Abstract: For over a century, the unique benefits of the microwave and mm-wave spectrum have been exploited for high resolution radar sensing and imaging. These systems have traditionally involved large and high power equipment. However, there is a growing demand for chip-based low profile and low power radar nodes for various multi-node automotive, manufacturing, and surveillance applications.
In this talk, I will first overview and compare existing on-chip radar systems and will make the argument that traditional digital-based radar processing techniques face a fundamental resolution-power trade-off. As a result, to implement high-bandwidth/resolution radars without multi-Watt-level power consumption we have proposed a mixed-mode signal processing approach where the received signal is initially processed and compressed in the analog domain enabling further computation in a much more relaxed digital backend. I will discuss the idea, chip implementation and measurements showing how this approach enables Gb/s processing of the received signal with order-of-magnitude energy saving in the baseband. The talk concludes with the future steps we are taking toward low power MIMO radar systems.

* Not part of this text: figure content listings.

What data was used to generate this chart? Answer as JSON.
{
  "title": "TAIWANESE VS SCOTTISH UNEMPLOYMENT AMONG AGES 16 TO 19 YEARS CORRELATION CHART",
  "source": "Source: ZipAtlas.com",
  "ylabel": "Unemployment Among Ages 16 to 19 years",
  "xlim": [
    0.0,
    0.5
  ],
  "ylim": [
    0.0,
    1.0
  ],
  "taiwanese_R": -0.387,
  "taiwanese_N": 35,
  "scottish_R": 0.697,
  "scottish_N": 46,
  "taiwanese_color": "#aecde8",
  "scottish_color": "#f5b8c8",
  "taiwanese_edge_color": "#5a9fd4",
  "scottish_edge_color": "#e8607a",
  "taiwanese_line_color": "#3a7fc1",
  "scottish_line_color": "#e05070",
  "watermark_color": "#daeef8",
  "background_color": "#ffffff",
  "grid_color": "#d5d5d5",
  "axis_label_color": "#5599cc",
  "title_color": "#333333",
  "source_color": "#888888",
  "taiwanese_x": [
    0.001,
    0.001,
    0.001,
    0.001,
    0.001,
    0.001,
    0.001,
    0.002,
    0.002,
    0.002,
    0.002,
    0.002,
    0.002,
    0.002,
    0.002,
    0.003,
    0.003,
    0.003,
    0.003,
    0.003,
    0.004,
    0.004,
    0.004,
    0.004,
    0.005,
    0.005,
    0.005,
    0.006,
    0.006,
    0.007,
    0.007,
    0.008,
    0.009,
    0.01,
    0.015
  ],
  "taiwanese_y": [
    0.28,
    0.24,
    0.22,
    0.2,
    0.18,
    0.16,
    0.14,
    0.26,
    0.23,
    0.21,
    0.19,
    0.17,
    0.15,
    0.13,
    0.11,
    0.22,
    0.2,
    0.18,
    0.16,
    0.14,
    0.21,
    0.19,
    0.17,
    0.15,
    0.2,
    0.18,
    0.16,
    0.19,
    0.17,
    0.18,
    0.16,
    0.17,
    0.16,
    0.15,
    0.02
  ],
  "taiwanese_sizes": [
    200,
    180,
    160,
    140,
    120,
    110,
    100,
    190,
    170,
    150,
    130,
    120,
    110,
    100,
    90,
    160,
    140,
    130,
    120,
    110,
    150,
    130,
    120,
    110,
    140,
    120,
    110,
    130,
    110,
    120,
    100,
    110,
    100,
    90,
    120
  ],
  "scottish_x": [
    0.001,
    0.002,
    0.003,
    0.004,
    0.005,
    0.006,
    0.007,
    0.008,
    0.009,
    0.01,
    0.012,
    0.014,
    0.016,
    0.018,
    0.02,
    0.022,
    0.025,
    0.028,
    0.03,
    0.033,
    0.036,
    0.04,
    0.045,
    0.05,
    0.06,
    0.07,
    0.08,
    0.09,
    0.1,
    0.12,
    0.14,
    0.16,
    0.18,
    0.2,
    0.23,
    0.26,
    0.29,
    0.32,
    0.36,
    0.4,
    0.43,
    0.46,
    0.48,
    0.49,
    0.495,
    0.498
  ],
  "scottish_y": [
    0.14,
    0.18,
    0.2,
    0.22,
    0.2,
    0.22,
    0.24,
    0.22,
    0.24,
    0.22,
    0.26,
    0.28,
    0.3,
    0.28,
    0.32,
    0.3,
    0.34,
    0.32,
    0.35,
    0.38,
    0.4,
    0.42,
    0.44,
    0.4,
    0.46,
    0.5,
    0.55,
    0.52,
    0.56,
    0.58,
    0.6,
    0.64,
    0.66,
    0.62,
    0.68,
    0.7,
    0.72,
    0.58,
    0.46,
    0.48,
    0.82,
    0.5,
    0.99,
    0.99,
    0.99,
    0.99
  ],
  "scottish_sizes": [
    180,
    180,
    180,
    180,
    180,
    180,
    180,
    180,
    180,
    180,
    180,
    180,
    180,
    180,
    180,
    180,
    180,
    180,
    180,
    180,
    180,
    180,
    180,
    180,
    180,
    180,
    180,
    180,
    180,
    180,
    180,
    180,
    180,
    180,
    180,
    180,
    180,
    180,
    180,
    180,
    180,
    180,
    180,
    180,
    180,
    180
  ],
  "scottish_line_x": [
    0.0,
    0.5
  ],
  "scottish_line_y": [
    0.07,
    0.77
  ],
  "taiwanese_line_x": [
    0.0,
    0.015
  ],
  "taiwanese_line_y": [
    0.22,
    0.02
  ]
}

Bio: Yahya Tousi received his Ph.D. degree in 2012 from the Department of Electrical and Computer Engineering at Cornell University, Ithaca, NY. In 2014 he joined the IBM T. J. Watson Research Center at Yorktown Heights, NY to develop the next generation of mm-wave phased array transceivers for wireless communication systems, and since 2017 he has been with the ECE Department at the University of Minnesota, Twin Cities.

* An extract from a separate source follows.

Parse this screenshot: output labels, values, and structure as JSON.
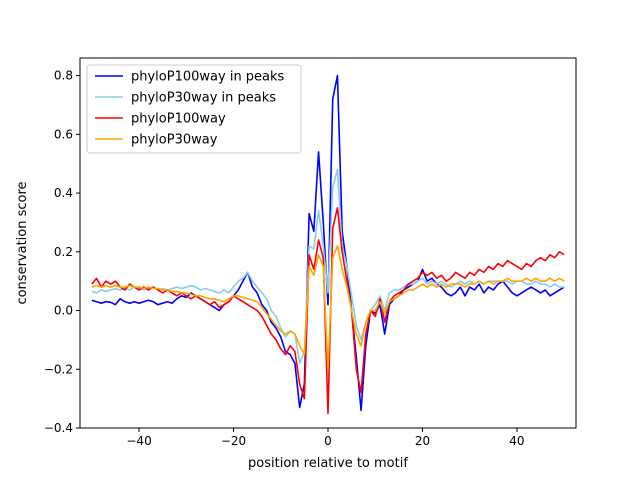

His current research interests are in high performance integrated circuits and novel architectures for mm-wave and terahertz systems with applications in communication, sensing, and healthcare. Dr. Tousi is the co-recipient of ISSCC Lewis Award for Outstanding Paper, and the Journal of Solid State Best Paper Award both in 2017, the DARPA Young Faculty Award in 2020 and the DARPA Director’s Fellowship Award in 2022.